This format would help to echo similar examples, such as those already found in spdx/license-list-data.


As an extension (and this may be better suited for it's own request), it would be helpful to have examples with (post-templated) copyright messages. Having Copyright (c) 2007 John Doe somewhere inside of the content body (instead of just Copyright (c) <year> <copyright holders>), and that have that message as its own field in the training data for verification.

This would be especially useful if a detection system is attempting to extract attribution data from licenses.

Cheers!

wking commented 7 years ago

On Sun, Dec 03, 2017 at 02:50:34AM -0800, Josh Komoroske wrote:

When testing tools against the test cases in this repo, it would be very convenient if the individual test case files were written in a format that can be easily unmarshalled, and enriched with relevant classification data.

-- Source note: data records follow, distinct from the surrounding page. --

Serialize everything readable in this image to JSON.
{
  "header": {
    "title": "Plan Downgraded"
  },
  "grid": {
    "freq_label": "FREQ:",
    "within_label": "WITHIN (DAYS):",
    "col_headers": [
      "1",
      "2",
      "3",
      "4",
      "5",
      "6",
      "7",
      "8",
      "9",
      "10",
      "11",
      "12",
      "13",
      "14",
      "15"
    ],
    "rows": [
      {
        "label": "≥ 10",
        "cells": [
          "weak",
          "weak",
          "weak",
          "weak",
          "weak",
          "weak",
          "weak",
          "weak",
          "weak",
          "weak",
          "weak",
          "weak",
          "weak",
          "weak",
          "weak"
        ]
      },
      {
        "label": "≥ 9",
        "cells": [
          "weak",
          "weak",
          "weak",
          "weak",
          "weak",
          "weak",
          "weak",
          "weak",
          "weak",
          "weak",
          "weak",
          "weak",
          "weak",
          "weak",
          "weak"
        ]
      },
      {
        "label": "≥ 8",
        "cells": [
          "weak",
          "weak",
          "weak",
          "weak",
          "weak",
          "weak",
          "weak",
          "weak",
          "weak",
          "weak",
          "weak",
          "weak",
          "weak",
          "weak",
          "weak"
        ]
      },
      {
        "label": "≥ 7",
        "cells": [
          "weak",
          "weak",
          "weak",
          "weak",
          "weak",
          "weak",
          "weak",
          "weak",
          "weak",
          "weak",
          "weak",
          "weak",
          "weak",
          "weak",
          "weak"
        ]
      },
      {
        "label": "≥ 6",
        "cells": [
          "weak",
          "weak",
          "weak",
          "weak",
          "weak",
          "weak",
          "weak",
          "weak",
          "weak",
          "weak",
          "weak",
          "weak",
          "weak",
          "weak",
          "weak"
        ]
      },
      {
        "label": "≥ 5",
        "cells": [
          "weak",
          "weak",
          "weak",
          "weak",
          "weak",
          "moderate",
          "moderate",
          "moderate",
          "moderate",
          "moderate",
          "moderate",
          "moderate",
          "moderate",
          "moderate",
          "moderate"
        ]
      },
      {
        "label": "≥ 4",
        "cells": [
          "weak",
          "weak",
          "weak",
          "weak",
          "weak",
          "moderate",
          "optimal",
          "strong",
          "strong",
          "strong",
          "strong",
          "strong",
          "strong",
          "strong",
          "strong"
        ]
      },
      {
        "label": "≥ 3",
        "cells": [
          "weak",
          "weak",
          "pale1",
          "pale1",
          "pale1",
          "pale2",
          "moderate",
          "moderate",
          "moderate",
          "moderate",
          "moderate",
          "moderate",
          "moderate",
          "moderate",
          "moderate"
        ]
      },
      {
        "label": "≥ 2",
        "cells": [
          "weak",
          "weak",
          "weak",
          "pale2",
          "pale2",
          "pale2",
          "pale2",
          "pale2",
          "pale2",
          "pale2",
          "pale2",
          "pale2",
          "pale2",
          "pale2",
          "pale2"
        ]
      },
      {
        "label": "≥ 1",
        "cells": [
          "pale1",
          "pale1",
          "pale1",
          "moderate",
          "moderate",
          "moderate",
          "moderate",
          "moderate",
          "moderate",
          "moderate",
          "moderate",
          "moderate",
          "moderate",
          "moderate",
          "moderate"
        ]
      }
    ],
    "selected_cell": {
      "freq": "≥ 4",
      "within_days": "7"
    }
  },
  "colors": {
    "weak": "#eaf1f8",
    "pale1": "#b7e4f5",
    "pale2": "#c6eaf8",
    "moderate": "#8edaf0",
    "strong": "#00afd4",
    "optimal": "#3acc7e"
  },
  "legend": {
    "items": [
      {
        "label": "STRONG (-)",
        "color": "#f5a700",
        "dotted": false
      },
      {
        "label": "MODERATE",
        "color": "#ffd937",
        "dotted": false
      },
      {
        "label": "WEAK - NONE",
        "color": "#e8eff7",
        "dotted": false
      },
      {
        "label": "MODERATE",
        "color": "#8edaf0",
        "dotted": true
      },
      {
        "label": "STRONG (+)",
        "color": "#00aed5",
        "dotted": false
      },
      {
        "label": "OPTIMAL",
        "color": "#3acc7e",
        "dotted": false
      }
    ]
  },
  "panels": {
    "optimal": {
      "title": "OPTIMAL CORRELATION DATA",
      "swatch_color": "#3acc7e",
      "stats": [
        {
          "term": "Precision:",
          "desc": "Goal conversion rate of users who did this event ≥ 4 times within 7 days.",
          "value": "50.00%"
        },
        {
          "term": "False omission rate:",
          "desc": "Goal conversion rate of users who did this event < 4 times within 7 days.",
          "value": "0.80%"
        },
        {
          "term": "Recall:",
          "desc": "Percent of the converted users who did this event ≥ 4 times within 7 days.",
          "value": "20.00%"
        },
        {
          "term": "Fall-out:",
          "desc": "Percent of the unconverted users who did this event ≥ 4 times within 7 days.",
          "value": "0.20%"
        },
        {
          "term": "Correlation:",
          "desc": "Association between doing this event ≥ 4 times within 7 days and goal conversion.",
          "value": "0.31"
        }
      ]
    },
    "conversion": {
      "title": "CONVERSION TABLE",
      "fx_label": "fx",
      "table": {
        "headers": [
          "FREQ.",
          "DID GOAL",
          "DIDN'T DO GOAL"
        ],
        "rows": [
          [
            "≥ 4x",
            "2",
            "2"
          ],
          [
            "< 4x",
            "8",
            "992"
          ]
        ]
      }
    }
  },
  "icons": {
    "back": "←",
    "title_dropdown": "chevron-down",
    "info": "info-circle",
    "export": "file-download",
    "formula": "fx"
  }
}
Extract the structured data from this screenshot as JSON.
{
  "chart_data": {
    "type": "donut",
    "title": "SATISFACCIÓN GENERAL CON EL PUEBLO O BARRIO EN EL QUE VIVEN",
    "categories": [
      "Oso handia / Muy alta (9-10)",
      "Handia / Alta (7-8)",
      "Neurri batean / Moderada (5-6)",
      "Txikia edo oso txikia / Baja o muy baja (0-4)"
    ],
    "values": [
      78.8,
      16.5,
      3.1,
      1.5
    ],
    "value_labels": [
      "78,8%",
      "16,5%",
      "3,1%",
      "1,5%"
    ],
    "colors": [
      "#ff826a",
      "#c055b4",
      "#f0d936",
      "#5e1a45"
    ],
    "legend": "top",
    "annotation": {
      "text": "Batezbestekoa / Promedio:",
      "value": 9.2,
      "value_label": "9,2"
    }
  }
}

This has come up before. Personally, I'd rather put it off until someone makes an argument for “I'd like to add $METADATA to support $USECASE” 1. Until we have someone arguing for a particular usecase, it seems like more trouble than it's worth.

As an extension (and this may be better suited for it's own request), it would be helpful to have examples with (post-templated) copyright messages. Having Copyright (c) 2007 John Doe somewhere inside of the content body (instead of just `Copyright (c)

`), and that have that message as its own field in the training data for verification.

This may be one of the metadata use cases. However, do you really need metadata to test this? If we provide one example here with the canonical copyright information and another with an alterative (and similarly for other optional/variable fields), if you match the license at all, you've presumably captured the right content from those fields.